= John W. Martin Mennonites =

Former Christian denomination in Indiana

The John W. Martin Mennonites were a group of Old Order Mennonite mainly in Elkhart County, Indiana, that existed from 1907 to 1972 as an independent church, which never allowed the ownership of automobiles.

The group emerged when they split in 1907 from the Indiana (Old Order) Mennonite Conference (Wislers), because the Indiana Mennonite Conference had allowed telephone and electricity. The bishop, who was instrumental to the split, was John W. Martin, whose name the new group took.

There were also three small congregations of John W. Martin Mennonites in Ohio, but over the years they dwindled away and by 1970 they were all extinct. In 1947 about one-third of the group returned to the Wislers under the leadership of Joseph F. Martin, bishop John W. Martin's son.

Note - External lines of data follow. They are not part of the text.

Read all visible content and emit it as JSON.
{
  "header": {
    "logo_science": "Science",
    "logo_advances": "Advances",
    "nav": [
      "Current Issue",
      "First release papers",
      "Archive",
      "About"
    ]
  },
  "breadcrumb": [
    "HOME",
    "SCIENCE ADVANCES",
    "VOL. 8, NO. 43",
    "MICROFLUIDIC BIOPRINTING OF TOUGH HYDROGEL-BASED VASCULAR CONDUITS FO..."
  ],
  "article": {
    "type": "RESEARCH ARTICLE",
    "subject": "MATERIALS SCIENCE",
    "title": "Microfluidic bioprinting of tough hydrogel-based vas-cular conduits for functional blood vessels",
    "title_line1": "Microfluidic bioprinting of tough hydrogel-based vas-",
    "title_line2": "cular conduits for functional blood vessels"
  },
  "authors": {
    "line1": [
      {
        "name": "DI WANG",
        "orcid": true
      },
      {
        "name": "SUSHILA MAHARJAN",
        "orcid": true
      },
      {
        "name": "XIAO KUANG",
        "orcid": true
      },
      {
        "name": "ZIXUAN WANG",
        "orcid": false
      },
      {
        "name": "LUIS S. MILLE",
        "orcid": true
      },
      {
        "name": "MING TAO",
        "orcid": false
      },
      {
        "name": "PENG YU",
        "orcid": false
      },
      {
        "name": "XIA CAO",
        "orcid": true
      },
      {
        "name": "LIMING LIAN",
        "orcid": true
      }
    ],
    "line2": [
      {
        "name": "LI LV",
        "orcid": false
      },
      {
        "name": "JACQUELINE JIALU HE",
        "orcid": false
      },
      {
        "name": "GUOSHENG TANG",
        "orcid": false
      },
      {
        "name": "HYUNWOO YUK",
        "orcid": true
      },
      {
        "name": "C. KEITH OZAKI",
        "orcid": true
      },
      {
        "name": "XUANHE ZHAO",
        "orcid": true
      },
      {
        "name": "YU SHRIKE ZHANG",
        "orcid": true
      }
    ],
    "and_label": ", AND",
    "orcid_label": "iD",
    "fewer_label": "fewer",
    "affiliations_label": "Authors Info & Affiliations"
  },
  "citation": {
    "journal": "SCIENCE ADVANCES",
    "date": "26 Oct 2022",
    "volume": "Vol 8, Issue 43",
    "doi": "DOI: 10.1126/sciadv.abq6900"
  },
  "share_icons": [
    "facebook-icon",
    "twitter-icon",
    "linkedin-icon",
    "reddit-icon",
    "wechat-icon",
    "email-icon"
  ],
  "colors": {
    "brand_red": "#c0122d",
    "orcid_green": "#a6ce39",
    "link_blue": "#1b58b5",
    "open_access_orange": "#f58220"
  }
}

In 1972, they merged with the Groffdale Conference Mennonite Church (Wengers), the largest horse and buggy Mennonite church, which is mainly located in Pennsylvania, and preferred to be called "Indiana Groffdale Conference".

There is another John Martin group, that may also be called John Martin Mennonites, that left the Groffdale Conference Mennonite Church in 1993, because the Groffdale Conference had allowed the ministry to have electricity and telephones in their homes, which John Martin did not approve. Around the year 2000 there were 77 adult members of the group.